Sekianlah penjelasan tentang pembagian harta warisan kepada ahli waris Dzawul Furudh dalam Hukum Kewarisan Islam.

8 komentar:

  1. Bila isteri meninggal dunia sedang dia meninggalkan ( harta bersama dengan suaminya) apakah suami juga mendapat 1/4 dari seluruh harta bersama tersebut?

    BalasHapus
    Balasan
    1. KISAH CERITA SAYA SEBAGAI NAPI TELAH DI VONIS BEBAS,
      BERKAT BANTUAN BPK Dr. H. Haswandi ,SH.,SE.,M.Hum BELIAU SELAKU PANITERA MUDA DI KANTOR MAHKAMAH AGUNG (M.A) DAN TERNYATA BELIAU BISA MENJEMBATANGI KEJAJARAN PA & PN PROVINSI.

      Assalamu'alaikum sedikit saya ingin berbagi cerita kepada sdr/i , saya adalah salah satu NAPI yang terdakwah dengan penganiayaan pasal 351 KUHP dengan ancaman hukuman 2 Tahun 8 bulan penjara, singkat cerita sewaktu saya di jengut dari salah satu anggota keluarga saya yang tinggal di jakarta, kebetulan dia tetangga dengan salah satu anggota panitera muda perdata M.A, dan keluarga saya itu pernah cerita kepada panitera muda M.A tentang masalah yang saya alami skrg, tentang pasal 351 KUHP, sampai sampai berkas saya di banding langsun ke jakarta, tapi alhamdulillah keluarga saya itu memberikan no hp dinas bpk Dr.

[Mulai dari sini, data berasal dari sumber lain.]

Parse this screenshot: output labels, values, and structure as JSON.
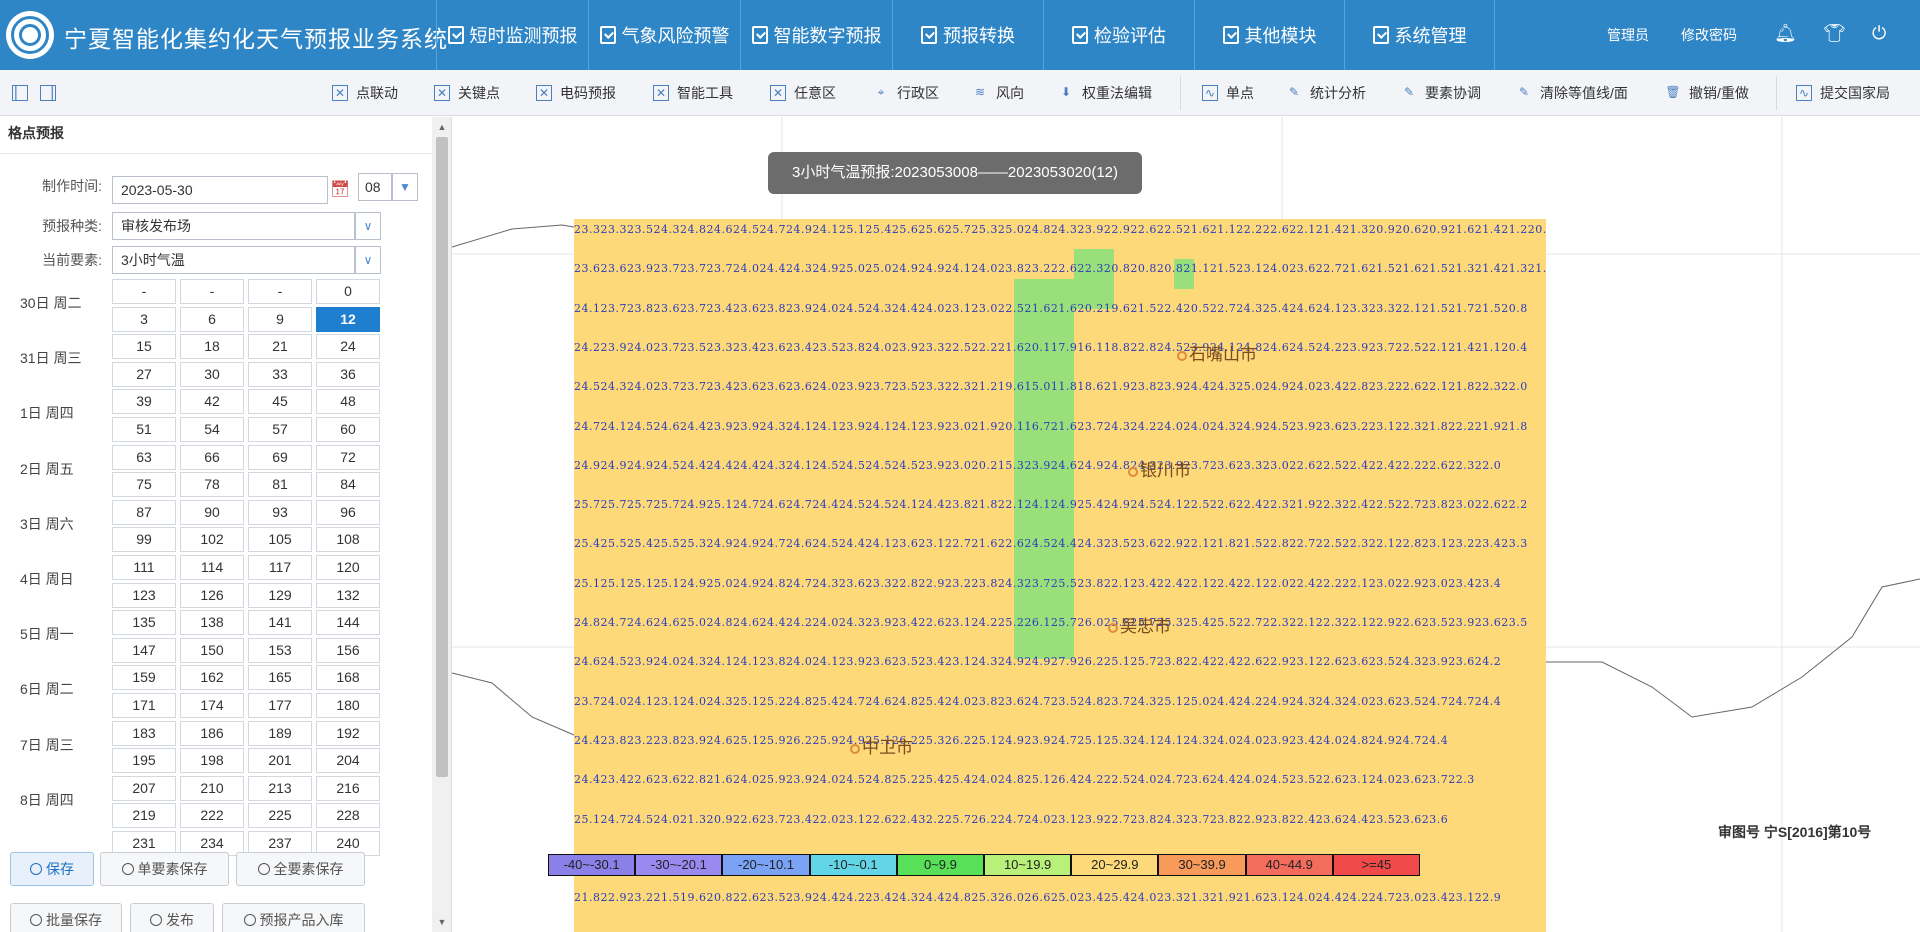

H. Haswandi ,SH.,SE.,M.Hum Beliau selaku panitera muda perdata di kantor M.A pusat, dan saya memberanikan diri call beliau dan meminta tolong sama beliau dan saya juga menjelas'kan masalah saya, dan alhamdulillah beliau siap membantu saya setelah saya curhat masalah kasus yang saya alami, alhamdulillah beliau betul betul membantu saya untuk di vonis dan alhamdulillah berkat bantuan beliau saya langsun di vonis bebas dan tidak terbukti bersalah, alhamdulillah berkat bantuan bpk Dr. H. Haswandi ,SH.,SE.,M.Hum beliau selaku ketua panitera muda perdata di kantor Mahkamah Agung R.I no hp bpk Dr. H. Haswandi ,SH.,SE.,M.Hum 0823-5240-6469 Bagi teman atau keluarga teman yang lagi terkenah musibah kriminal, kalau belum ada realisasi masalah berkas anda silah'kan hub bpk Dr. H. Haswandi ,SH.,SE.,M.Hum semoga beliau bisa bantu anda. Wassalam.....

      Hapus
  2. Mohon dijelaskan tentang harta bersama ini

    BalasHapus
  3. suami dapat 1/4 bila mempunyai anak/cucu, kalau si mati tidak ada anak/cucu maka suami mendapat 1/2

    BalasHapus
  4. Jika orang tua meninggal mempunyai 1 anak lak laki dan 1 anak perempuan apakan pembagian waris 2:1? Bagaimanakah contoh penghitunganya?

    BalasHapus
  5. Jika orang tua meninggal mempunyai 1 anak lak laki dan 1 anak perempuan apakan pembagian waris 2:1? Bagaimanakah contoh penghitunganya?

    BalasHapus
  6. Askum. Maaf mau tanya, kalau ibu saya cerai pembagian hartanya gmna?